Equation 3 looks very familiar -- it's just like the traditional hullspeed formula, but the constant is no longer 1.34. In Equation 3, the S/L ratio replaces the constant allows us to take the displacement and water-line length of the boat into account.

Part 2 -- Conclusion:

Like many other small sailboats, Potters are semi-displacement boats. Plus, with their flat panels in the aft hull, they occassionally actually do get up on a plane. They're really fast, if you know how to sail them fast and you don't load them up with too much gear.

A P19 with 700 pounds of crew and gear can theoretically reach sustained speeds of 6.3 knots, comparable to a 25' displacement hull with a 23' LWL. An almost empty P19 theoretically can sustain 7.2 knots, comparable to a 30+' displacement hull with a 29' LWL. Clearly, an empty P19 can't sail because there's no skipper, but there is a point -- the less gear you put in your boat, the closer it can get to the theoretical limit of 7.2 knots, given enough wind.

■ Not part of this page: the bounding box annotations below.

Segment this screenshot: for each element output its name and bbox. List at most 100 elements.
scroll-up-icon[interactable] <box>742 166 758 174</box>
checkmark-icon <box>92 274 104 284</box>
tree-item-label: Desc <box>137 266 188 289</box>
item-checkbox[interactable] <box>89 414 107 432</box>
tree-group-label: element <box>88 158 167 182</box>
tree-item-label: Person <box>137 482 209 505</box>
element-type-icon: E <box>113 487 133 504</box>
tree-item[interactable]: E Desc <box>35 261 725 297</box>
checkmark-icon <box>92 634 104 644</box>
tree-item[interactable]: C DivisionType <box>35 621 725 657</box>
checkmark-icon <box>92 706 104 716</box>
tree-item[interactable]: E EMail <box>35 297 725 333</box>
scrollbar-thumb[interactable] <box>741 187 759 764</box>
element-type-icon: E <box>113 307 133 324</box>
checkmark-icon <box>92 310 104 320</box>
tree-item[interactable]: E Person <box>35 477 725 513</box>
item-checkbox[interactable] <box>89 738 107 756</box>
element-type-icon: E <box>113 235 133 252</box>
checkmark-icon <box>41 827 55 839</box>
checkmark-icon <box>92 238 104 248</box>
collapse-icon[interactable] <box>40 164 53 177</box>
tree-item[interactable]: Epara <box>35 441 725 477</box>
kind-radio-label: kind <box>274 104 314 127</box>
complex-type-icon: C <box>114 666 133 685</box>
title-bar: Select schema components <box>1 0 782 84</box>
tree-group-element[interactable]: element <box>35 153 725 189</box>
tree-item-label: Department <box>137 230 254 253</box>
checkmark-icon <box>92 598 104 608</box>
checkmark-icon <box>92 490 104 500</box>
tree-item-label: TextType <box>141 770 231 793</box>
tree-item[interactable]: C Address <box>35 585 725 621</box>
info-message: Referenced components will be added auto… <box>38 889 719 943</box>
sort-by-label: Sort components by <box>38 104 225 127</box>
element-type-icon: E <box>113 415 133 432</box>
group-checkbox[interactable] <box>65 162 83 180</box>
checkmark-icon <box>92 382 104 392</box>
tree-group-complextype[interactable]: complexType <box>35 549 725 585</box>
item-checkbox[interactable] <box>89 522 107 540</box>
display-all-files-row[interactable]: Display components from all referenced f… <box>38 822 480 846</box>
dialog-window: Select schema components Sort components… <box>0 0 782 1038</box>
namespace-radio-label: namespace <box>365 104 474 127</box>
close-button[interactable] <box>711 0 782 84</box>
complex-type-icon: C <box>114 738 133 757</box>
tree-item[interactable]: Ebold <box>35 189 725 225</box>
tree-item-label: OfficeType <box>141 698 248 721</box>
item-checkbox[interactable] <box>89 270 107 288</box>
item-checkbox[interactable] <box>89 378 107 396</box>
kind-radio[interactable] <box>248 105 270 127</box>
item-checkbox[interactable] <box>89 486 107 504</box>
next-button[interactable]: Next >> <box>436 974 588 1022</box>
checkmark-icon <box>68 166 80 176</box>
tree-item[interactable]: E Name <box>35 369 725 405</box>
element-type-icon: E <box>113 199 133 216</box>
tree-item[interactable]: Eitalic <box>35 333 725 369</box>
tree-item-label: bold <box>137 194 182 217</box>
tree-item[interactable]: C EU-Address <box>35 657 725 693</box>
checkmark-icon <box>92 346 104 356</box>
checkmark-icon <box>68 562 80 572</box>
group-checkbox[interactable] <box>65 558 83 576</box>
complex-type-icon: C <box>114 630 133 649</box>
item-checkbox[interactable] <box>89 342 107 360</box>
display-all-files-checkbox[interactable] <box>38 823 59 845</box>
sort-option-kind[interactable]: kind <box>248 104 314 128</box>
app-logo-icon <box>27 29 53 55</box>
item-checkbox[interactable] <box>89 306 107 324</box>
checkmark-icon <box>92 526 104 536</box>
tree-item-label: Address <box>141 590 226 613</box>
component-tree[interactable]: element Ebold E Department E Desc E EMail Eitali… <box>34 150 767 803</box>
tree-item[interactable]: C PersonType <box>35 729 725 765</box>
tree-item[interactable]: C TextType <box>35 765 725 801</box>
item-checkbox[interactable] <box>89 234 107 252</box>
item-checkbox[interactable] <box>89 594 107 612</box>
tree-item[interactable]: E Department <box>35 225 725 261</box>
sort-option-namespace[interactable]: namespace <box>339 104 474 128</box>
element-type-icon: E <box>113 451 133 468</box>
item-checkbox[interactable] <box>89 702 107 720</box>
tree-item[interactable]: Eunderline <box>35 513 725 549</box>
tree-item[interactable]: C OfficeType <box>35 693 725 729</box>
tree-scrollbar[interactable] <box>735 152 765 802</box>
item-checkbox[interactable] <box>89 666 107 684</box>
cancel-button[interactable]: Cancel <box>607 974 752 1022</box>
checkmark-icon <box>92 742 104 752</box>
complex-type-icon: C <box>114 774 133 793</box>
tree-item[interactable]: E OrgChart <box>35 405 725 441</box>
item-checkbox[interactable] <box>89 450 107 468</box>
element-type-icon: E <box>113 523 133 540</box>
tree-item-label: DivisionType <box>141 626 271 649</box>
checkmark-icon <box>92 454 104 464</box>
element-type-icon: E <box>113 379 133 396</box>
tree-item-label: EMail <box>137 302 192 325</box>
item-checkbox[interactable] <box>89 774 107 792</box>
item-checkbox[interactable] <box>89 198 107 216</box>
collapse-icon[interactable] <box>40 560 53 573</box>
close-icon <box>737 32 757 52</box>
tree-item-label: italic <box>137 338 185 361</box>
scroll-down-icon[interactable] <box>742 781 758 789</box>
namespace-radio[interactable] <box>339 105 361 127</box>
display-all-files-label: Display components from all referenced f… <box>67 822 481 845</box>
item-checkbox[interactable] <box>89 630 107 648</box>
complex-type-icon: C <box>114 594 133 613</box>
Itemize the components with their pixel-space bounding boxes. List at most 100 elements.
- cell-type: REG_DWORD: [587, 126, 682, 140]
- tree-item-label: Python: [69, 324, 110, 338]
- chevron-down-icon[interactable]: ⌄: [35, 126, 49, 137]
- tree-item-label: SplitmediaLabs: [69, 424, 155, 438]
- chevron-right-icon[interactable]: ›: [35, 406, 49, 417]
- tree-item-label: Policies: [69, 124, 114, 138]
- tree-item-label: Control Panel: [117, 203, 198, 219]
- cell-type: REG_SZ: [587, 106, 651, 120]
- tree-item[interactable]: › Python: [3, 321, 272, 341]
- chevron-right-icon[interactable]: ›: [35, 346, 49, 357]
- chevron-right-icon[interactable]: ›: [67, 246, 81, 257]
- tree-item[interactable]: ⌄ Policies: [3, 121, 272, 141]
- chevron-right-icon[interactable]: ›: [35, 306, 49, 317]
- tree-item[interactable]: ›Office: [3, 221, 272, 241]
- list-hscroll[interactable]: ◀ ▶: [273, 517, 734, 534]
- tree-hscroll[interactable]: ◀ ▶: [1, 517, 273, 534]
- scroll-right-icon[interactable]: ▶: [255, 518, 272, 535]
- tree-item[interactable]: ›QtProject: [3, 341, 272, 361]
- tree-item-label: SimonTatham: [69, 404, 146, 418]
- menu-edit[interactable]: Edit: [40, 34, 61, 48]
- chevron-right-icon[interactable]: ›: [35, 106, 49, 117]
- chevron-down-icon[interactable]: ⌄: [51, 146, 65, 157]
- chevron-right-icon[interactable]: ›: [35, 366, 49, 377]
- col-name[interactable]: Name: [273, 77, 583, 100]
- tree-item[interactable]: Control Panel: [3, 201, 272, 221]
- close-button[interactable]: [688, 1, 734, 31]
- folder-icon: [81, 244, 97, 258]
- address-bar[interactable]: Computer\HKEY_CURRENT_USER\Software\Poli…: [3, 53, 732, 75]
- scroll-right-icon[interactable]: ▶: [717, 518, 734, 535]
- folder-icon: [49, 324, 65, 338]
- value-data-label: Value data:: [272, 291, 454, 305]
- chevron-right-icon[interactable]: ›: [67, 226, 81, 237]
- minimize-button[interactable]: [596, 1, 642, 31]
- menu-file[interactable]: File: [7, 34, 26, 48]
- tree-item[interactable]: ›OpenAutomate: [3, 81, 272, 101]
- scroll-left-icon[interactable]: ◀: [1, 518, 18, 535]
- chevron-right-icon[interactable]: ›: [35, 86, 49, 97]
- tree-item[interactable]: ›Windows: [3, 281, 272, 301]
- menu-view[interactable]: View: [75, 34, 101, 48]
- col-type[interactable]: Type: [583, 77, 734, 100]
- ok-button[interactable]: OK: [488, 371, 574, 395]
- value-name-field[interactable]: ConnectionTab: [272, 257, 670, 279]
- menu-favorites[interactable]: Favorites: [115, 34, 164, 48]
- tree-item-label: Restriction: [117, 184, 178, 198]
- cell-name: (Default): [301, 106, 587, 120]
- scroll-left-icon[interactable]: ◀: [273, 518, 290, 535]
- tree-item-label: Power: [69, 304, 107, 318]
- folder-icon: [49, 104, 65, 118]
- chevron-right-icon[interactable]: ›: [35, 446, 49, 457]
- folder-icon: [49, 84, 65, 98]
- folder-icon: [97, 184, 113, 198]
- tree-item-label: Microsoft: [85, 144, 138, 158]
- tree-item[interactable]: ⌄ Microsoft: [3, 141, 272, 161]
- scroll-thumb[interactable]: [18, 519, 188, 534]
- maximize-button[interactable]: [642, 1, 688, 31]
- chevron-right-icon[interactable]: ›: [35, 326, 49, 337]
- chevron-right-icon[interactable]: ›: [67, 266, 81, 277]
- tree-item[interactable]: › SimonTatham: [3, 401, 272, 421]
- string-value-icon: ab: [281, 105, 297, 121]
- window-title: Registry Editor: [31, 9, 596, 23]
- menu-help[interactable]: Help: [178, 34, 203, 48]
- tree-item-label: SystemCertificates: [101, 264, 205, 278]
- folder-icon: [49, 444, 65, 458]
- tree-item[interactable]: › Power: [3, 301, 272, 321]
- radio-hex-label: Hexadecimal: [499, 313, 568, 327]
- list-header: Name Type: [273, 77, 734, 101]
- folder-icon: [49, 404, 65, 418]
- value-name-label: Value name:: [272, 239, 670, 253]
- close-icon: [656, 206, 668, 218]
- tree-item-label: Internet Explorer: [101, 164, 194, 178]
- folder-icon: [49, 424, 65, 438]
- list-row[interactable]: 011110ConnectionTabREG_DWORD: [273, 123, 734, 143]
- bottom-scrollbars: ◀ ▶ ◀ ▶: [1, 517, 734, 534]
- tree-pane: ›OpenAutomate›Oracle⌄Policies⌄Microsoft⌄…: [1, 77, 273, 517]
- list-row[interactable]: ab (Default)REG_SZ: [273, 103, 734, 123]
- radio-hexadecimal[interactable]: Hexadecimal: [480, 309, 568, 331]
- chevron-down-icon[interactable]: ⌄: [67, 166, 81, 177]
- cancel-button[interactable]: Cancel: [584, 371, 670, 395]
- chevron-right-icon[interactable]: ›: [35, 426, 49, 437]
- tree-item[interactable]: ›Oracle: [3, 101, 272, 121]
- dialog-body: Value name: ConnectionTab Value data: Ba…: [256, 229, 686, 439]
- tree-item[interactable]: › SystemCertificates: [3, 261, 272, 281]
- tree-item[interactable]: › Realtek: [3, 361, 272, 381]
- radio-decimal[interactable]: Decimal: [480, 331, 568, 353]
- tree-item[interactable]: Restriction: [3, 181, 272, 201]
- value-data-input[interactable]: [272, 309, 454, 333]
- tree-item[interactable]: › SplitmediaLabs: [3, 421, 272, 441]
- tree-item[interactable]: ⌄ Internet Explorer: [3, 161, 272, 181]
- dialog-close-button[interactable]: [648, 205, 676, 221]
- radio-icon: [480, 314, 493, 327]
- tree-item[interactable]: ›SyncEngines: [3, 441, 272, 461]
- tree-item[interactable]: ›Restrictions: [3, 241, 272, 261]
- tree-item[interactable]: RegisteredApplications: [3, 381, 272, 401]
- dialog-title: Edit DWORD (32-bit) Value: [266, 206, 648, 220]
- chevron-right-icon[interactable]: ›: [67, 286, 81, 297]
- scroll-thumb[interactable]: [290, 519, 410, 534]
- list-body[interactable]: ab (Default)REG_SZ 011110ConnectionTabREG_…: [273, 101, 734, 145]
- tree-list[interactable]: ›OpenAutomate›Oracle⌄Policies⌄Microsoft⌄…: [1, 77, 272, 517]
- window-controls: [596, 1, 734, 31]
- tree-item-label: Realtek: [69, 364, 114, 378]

In the real world, it's not uncommon to reach 6.0+ knots in a Potter 19 packed with weekend cruising gear. And as every good Potter skipper knows, you need to keep the weight up forward, so the transom lifts out of the water and so you have enough momentum to swing the bow through the chop or waves during a tack or jibe.

A P15 with 700 pounds on board can theoretically reach 4.8 knots. With 450 pounds of crew and gear aboard, the theoretical limit is 5.2 knots. In the real world, single-handed Potter 15's often reach 5.0 knots in the hands of a skilled skipper.

*Our Potter 19, Redwing, doing 6 knots on Monterey Bay*.

Something funny is going on here. Look at the stern wave. The crest is aft of the transom. Redwing's going faster than the old the hull speed formula predicts. When the crest of the stern wave is aft of the transom, you are going faster than "hull speed." When the stern wave flattens out, you are planing.

Notice how the windward chine is out of the water, from the middle of the cabin all the way to the transom. She's heeled over about 15 degrees. With the P19's flat-panelled aft hull sections and the 15 degree deadrise, she sails on half her hull when she's heeling15 degrees, greatly reducing wetted surface and friction. The transom is completely out of the water, for a clean exit with no turbulence. The compound curve in the vee of the bow, like a powerboat's vee-bow, tosses the bow wave aside. It appears to me that the stern wave actually starts approximately one third of the way back from the bow. If you look back at your wake when you've got her hull trimmed like this, you'll see a glassy "half wake", indicating that she's riding on the leeward half of the hull only.

Comments by Dave
Gerr

from the Trailer Sailor Bulletin Board, where I initially
posted this information

Posted By: Dave Gerr

Date: 9/22/99 9:15pm

In Response To: (deleted)

Hi Folks:

Glad my somewhat more sophisticated hull speed formula has been of interest. It has proven quite accurate over the years and across many kinds of boats. The old rule-of-thumb, “simply 1.34 x the square root of the WL in feet” really isn’t accurate. The multiplier “1.34” is really a function of D/L ratio. That’s what my formula is all about. Keep in mind, though, that my rule describes the top hull speed that a hull MAY achieve without planing.

Three things here:

1) You need lots of power (wind for sailors, obviously) or you don't go faster, regardless.

2) Many hulls that have low D/L ratios do have faster hull speeds before planing, but if--at the same time--the hull has some planing characteristics, it may well start to plane--at least to some degree--before taking advantage, as it were, of it's higher non-planing hull speed.

3) There are lots of small sailboats that do a little of both in heavy air (in the right conditions). In other words, they get up on plane a bit, and they also take advantage of their higher non-planing hull speed at the same time for a small but noticeable double boost.

Hope this is helpful. We're swamped with work here, so I may not have time to answer more, but I'll try and peek in occasionally.